Sam a segurou com mais força.
Fortemente.
Como se afrouxar o aperto a fizesse desaparecer como fumaça.
"Eu gosto de você. Tenho certeza agora. Eu realmente gosto de você, e não posso te perder."
Ele sentiu o corpo em seus braços tremer levemente, tão claramente.
Angel não respondeu imediatamente. Ela ficou em silêncio por um longo tempo.
Quanto tempo?
Um minuto?
Cinco minutos?
Ou mais?
Sam não contou o tempo. Ele apenas fechou os olhos, pensando que não seria ruim adormecer assim.
Mas ele ainda ouviu a resposta de Angel.
"Essa é a sua maneira de admitir a derrota?"
"Quando duas pessoas gostam uma da outra, não há ganhar ou perder."
"Mas jogos têm vencedores e perdedores."
"O jogo acabou há muito tempo."
"Quando acabou? Eu não sei."
Sam abriu os olhos.
As cortinas fechadas deixavam entrar apenas alguns feixes de luz, como teia de aranha.
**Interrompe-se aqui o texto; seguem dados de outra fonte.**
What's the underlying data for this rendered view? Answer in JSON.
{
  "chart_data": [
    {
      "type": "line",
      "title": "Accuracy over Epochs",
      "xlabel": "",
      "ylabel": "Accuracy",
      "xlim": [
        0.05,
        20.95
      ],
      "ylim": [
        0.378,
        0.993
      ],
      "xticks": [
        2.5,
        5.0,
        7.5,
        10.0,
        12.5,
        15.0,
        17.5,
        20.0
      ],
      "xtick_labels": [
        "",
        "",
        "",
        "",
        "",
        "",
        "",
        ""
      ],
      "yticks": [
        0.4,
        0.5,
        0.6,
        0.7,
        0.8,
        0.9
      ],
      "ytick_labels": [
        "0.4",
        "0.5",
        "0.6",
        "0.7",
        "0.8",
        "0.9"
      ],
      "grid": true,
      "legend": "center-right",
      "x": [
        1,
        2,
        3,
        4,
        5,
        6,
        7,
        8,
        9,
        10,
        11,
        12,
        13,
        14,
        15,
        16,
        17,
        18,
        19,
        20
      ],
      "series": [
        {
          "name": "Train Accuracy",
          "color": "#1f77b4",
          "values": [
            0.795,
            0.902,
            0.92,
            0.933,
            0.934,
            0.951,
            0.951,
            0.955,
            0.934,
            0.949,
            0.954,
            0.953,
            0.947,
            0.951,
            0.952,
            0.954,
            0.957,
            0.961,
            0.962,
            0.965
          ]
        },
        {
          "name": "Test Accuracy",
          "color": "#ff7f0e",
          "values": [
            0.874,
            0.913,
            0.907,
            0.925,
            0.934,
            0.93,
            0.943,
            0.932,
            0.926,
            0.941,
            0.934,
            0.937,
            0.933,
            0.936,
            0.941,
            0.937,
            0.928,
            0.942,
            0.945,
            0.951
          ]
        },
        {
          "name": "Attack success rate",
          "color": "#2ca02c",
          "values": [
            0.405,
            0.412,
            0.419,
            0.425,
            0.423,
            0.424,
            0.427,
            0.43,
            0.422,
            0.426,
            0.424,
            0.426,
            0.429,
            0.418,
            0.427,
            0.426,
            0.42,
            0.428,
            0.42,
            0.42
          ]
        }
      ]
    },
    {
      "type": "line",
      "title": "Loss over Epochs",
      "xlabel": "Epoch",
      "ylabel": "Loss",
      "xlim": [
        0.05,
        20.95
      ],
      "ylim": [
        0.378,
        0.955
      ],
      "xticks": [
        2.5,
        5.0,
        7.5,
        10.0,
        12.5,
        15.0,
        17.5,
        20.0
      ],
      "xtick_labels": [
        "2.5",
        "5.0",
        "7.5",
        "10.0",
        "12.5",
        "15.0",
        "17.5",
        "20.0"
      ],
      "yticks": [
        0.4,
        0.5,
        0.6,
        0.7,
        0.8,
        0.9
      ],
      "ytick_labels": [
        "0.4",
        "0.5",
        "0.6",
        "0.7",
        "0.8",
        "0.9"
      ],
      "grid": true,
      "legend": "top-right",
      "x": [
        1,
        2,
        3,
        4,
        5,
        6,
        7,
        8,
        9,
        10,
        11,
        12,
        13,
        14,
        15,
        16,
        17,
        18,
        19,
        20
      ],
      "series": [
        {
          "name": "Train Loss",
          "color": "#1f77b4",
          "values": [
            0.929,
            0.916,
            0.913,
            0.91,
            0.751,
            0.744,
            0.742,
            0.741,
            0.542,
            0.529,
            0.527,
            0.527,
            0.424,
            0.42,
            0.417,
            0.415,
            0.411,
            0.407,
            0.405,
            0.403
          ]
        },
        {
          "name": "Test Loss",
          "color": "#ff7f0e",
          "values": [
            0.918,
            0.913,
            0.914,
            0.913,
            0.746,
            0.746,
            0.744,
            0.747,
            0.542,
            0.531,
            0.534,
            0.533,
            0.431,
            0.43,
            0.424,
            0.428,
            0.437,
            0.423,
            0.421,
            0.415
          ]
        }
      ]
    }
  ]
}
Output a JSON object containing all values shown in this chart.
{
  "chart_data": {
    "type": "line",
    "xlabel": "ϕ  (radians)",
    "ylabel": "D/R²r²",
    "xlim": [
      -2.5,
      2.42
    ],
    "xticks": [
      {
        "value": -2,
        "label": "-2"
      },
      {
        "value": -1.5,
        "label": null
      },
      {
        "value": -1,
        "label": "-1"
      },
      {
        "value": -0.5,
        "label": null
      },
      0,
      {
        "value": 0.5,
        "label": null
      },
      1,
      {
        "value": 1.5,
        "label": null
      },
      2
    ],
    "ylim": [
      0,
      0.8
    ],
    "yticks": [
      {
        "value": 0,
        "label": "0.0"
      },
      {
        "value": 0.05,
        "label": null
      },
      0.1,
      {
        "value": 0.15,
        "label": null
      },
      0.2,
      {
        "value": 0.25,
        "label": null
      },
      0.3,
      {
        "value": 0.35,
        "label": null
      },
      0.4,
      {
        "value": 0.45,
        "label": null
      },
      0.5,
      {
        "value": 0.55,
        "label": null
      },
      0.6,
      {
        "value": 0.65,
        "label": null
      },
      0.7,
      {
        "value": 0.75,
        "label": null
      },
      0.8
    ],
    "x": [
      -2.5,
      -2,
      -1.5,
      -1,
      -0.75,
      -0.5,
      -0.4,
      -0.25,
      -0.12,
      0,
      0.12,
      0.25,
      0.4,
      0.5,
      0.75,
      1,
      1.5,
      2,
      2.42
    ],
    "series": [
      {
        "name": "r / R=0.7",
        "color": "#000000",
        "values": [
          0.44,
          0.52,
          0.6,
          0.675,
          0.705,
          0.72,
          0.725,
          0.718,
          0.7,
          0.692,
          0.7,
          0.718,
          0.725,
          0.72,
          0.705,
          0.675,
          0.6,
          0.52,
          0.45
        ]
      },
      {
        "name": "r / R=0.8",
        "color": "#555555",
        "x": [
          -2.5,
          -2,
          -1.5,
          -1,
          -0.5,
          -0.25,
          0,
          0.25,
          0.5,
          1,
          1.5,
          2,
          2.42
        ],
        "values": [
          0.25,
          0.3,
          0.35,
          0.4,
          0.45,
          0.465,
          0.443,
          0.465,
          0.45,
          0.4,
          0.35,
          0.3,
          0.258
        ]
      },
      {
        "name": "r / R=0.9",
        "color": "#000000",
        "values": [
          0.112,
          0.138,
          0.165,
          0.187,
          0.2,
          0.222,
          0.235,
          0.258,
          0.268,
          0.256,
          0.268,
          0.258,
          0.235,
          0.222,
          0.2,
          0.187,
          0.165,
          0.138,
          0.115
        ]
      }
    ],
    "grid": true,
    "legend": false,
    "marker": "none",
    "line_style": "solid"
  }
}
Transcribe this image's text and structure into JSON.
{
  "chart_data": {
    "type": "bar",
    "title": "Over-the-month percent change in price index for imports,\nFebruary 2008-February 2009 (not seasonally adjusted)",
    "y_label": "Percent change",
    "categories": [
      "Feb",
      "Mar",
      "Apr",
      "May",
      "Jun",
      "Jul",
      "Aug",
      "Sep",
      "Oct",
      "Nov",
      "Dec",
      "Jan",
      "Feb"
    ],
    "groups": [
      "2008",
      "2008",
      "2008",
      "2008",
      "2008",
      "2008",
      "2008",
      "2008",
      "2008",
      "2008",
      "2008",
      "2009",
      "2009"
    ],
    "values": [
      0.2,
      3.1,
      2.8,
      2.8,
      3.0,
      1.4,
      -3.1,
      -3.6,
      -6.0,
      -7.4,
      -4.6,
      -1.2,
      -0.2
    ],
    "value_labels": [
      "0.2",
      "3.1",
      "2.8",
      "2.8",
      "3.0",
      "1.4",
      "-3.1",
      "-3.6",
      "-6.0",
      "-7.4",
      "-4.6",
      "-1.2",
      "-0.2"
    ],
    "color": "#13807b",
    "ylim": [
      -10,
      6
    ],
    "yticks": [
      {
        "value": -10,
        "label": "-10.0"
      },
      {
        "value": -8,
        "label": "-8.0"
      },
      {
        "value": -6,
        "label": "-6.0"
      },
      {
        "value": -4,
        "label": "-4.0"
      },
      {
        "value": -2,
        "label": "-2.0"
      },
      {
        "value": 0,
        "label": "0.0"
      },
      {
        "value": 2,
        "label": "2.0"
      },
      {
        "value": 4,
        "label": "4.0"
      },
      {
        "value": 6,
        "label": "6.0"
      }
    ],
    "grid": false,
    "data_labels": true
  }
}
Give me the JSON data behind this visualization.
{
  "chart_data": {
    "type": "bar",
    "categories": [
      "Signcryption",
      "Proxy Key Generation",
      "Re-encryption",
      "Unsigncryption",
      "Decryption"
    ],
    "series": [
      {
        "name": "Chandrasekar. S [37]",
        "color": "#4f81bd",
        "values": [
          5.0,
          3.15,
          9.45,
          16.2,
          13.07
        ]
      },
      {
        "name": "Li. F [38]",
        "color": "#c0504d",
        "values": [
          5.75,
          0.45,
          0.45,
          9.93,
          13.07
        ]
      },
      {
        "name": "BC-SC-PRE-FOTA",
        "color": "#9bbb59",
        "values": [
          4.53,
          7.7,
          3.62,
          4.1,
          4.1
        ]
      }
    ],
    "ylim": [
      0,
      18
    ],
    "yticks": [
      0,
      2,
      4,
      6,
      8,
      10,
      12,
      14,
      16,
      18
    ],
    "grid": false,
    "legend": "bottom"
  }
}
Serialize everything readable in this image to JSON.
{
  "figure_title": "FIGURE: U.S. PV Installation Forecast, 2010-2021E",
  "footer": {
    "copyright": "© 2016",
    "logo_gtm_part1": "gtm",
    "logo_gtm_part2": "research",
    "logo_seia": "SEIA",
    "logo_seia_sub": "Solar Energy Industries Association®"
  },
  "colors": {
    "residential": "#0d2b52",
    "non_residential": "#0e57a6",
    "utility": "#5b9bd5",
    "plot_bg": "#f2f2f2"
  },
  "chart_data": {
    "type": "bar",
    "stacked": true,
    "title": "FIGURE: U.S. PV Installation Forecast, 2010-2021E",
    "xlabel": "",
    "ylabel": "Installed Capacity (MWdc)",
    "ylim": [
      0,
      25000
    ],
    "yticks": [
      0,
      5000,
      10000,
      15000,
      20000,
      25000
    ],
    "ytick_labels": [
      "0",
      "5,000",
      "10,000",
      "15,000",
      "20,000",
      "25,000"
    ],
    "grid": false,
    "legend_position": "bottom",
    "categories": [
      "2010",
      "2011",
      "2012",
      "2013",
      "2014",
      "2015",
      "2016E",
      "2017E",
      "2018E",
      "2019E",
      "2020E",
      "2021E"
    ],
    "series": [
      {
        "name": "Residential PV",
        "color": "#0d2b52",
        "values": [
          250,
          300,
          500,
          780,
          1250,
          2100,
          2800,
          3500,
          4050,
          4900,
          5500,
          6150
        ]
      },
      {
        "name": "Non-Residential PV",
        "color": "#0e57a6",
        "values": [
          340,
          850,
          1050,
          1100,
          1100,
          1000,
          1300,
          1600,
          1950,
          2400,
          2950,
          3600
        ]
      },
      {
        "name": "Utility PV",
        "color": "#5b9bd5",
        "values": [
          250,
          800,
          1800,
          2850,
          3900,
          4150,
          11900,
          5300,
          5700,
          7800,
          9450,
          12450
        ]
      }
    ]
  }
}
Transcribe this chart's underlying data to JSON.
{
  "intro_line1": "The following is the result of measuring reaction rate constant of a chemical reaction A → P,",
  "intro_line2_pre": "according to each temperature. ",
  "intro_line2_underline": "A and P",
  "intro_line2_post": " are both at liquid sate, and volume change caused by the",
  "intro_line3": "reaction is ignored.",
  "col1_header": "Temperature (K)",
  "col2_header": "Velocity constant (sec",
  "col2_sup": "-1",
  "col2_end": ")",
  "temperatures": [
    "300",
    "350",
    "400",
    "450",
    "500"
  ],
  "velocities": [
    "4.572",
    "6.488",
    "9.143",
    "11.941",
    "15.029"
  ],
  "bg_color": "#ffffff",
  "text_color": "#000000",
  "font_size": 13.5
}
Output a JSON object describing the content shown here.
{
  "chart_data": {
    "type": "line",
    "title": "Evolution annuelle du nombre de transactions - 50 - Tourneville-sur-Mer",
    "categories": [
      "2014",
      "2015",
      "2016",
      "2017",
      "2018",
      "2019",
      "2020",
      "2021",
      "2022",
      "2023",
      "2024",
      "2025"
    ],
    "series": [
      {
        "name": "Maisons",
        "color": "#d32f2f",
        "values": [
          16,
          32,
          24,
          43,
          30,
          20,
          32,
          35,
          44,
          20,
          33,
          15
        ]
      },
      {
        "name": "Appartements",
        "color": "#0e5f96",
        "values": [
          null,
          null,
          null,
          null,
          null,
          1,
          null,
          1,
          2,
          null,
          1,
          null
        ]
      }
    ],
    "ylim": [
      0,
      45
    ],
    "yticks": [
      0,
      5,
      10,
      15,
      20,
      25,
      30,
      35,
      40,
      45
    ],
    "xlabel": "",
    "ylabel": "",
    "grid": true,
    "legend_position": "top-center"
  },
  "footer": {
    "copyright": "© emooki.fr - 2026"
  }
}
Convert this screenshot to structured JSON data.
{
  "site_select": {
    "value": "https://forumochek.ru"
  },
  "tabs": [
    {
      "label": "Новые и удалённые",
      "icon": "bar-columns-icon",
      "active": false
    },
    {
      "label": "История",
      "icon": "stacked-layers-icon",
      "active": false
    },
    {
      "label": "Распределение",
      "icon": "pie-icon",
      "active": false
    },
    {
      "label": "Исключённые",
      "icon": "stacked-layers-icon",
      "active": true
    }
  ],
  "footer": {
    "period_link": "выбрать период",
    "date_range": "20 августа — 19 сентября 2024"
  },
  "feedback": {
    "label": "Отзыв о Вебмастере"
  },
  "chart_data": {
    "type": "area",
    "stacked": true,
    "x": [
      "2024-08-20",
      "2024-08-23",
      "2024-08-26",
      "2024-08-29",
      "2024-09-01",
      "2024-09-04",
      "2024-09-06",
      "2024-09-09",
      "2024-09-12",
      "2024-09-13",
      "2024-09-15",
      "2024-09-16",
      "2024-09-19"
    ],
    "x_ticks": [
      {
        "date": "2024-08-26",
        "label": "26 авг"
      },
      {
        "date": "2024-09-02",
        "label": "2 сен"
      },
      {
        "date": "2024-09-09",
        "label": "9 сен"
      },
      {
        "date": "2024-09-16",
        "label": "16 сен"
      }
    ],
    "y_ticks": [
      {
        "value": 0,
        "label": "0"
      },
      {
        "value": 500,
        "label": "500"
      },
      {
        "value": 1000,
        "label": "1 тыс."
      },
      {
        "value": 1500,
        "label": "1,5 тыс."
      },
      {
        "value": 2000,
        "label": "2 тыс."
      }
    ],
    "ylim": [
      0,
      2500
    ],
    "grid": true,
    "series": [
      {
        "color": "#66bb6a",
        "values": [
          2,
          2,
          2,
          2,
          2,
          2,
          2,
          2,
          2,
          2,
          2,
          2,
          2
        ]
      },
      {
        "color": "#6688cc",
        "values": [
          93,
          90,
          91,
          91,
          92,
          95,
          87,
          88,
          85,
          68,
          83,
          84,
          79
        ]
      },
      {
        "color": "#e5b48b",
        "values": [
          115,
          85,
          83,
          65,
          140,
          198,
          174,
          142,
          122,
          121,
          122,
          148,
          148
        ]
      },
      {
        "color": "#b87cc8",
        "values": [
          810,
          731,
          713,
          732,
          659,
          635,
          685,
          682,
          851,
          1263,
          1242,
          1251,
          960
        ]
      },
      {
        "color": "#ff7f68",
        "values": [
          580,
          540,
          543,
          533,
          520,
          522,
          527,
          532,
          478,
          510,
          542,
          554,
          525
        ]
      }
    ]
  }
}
Mas essa era a única luz no quarto.
Ele disse.
"Começou quando nos conhecemos, e terminou quando nos conhecemos."
"Eu não gosto de enigmas."
"Isso não é um enigma. A partir daquele momento, nenhum jogo foi necessário, nenhuma razão extra. Os fios do destino nos uniram. Por qualquer motivo, nós não nos separaremos. Estaremos sempre juntos. Para sempre."
"Se eu disser que não entendo suas palavras ou por que você as está dizendo."
A voz de Angel não estava tão calma, permitindo que Sam percebesse um toque de emoção.
Sam beijou o cabelo dela.
Como um cavaleiro beijando a mão da rainha com reverência.
"Não importa... Há muito tempo. Vou passar minha vida provando isso. E eu disse que gosto de você... Estou te dizendo que estou disposto a gastar tanto tempo assim."
"Você não tem medo de morrer?"
"Eu tenho medo, mas não posso te deixar."
"...Durma."
Angel disse suavemente.
A longa noite parecia não ter respostas ou conclusões.
Sam nunca saberia que expressão Angel teve quando ouviu suas palavras.
Até alguns dias depois, no final da prova.
A janela não fechada, no tempo sombrio, deixou flocos de neve caírem em seu braço, derretendo lentamente.
Sam olhou para cima de repente.
Ontem à noite, quando ele foi usado como travesseiro, parecia haver uma umidade semelhante.